I'd gladly take some advice. My understanding right now is that there would have to be polling, but that I could use the polling already happening in qubes-core-admin. As far as I can tell there is currently no events implemented, so I'd have to add events ("pool-added", "pool-removed"?) in qubes-core-admin/qubes/storage/. Is this correct? I haven't found a way to do it yet, outside of implementing change detection separately for each Pool backend. It seems that I might be able to use Volume for added volumes, but I haven't tried yet, and I haven't found a way to detect removed devices. It seems easy if they are willfully removed via API calls, but I haven't found a general way of detecting pools lost because their backend (such as an LVM group dissapearing) was removed.

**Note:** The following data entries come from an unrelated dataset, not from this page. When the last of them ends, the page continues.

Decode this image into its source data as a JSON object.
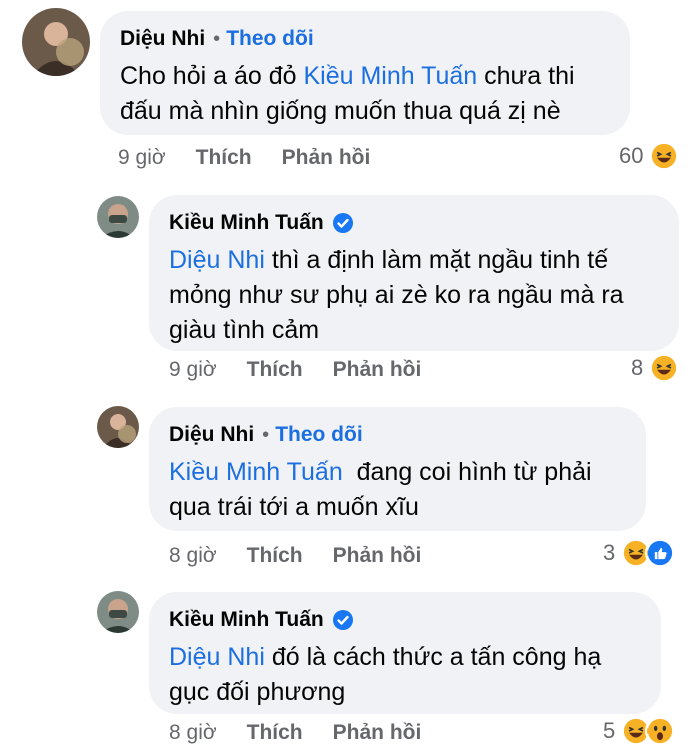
{
  "comments": [
    {
      "author": "Diệu Nhi",
      "follow_label": "Theo dõi",
      "text_lines": [
        {
          "mention": "",
          "pre": "Cho hỏi a áo đỏ ",
          "mention_mid": "Kiều Minh Tuấn",
          "post": " chưa thi"
        },
        {
          "mention": "",
          "pre": "đấu mà nhìn giống muốn thua quá zị nè",
          "mention_mid": "",
          "post": ""
        }
      ],
      "time": "9 giờ",
      "like_label": "Thích",
      "reply_label": "Phản hồi",
      "reaction_count": "60",
      "reactions": [
        "haha-icon"
      ]
    },
    {
      "author": "Kiều Minh Tuấn",
      "verified": true,
      "text_lines": [
        {
          "mention": "Diệu Nhi",
          "pre": " thì a định làm mặt ngầu tinh tế",
          "mention_mid": "",
          "post": ""
        },
        {
          "mention": "",
          "pre": "mỏng như sư phụ ai zè ko ra ngầu mà ra",
          "mention_mid": "",
          "post": ""
        },
        {
          "mention": "",
          "pre": "giàu tình cảm",
          "mention_mid": "",
          "post": ""
        }
      ],
      "time": "9 giờ",
      "like_label": "Thích",
      "reply_label": "Phản hồi",
      "reaction_count": "8",
      "reactions": [
        "haha-icon"
      ]
    },
    {
      "author": "Diệu Nhi",
      "follow_label": "Theo dõi",
      "text_lines": [
        {
          "mention": "Kiều Minh Tuấn",
          "pre": "  đang coi hình từ phải",
          "mention_mid": "",
          "post": ""
        },
        {
          "mention": "",
          "pre": "qua trái tới a muốn xĩu",
          "mention_mid": "",
          "post": ""
        }
      ],
      "time": "8 giờ",
      "like_label": "Thích",
      "reply_label": "Phản hồi",
      "reaction_count": "3",
      "reactions": [
        "haha-icon",
        "like-icon"
      ]
    },
    {
      "author": "Kiều Minh Tuấn",
      "verified": true,
      "text_lines": [
        {
          "mention": "Diệu Nhi",
          "pre": " đó là cách thức a tấn công hạ",
          "mention_mid": "",
          "post": ""
        },
        {
          "mention": "",
          "pre": "gục đối phương",
          "mention_mid": "",
          "post": ""
        }
      ],
      "time": "8 giờ",
      "like_label": "Thích",
      "reply_label": "Phản hồi",
      "reaction_count": "5",
      "reactions": [
        "haha-icon",
        "wow-icon"
      ]
    }
  ],
  "colors": {
    "bubble": "#f0f2f5",
    "mention": "#1c6fe0",
    "muted": "#65676b",
    "verified": "#1877f2",
    "haha": "#f7b125"
  }
}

There may be already events when a new pool is created, but not really when a pool becomes available/unavailable. The latter in practice requires some polling anyway, as it may change outside of knowledge of qvm-* tools, for example when you mount something in dom0, or open related LUKS volume (theoretically some of the cases could be covered by udev events, but it's hard to map events to pools, and still probably some will be missing).
And with polling needed anyway, I'd rather avoid it if nobody uses it at the time - with events, we don't really know (at the core-admin side) what events are listened for, so there is no way to enable polling only when some app is waiting for pool-specific events.

So, as long as polling is needed, unfortunately it seems it needs to be on the qubes-manager side...

And BTW, events for disk usage would be even more tricky, as it needs to be some polling anyway, or at least rate-limiting (the non-polling version would be "send event on any disk write" which is totally impractical). And on top of that, has the same issues as pools availability (no system events on changes, no info whether anybody listens, etc).

[marmarek]

PipelineRetry

[qubesos-bot]

OpenQA test summary

Complete test suite and dependencies: https://openqa.qubes-os.org/tests/overview?distri=qubesos&version=4.3&build=2025012221-4.3&flavor=pull-requests

Test run included the following:

• tests: add support for testing updates of Archlinux template qubes-core-admin#648 (QubesOS/qubes-core-admin@a784c37)
• tests: add qrexec performance tests qubes-core-admin#647 (QubesOS/qubes-core-admin@94a3621)
• Pull in required Pipewire dependencies for Archlinux qubes-gui-agent-linux#224 (QubesOS/qubes-gui-agent-linux@a25064a)
• Add Arch packaging qubes-core-admin-client#332 (QubesOS/qubes-core-admin-client@14bf7c8)
• Remove hostname dependency for Archlinux qubes-core-agent-linux#547 (QubesOS/qubes-core-agent-linux@d0cab32)
• Rebuild for Arch qubes-app-linux-pdf-converter#33 (QubesOS/qubes-app-linux-pdf-converter@e49eab2)
• Apply patches from Fedora's grub2 package qubes-linux-pvgrub2#15 (QubesOS/qubes-linux-pvgrub2@415be0f)
• Relabel / and /rw if needed qubes-core-agent-linux#541 (QubesOS/qubes-core-agent-linux@31bb12a)
• Replace pulseaudio with pipewire for Archlinux qubes-meta-packages#75 (QubesOS/qubes-meta-packages@c790dd8)
• Add filter for qubes stored on inaccessible storage pools #399 (7dcb8b7)
• SystemD dropins for minimal sys-net and sys-usb qubes-core-agent-linux#540 (QubesOS/qubes-core-agent-linux@f4b3d19)
• archlinux: install pdf-converter by default qubes-meta-packages#76 (QubesOS/qubes-meta-packages@a55be4d)
• archlinux: package tools for fetching dom0 updates qubes-core-agent-linux#549 (QubesOS/qubes-core-agent-linux@e4ecb43)

Installing updates failed, skipping the report!

[Ofenhed]

I've noticed an issue with this, where I have a standalone VM which only shows up when I disable the filtering.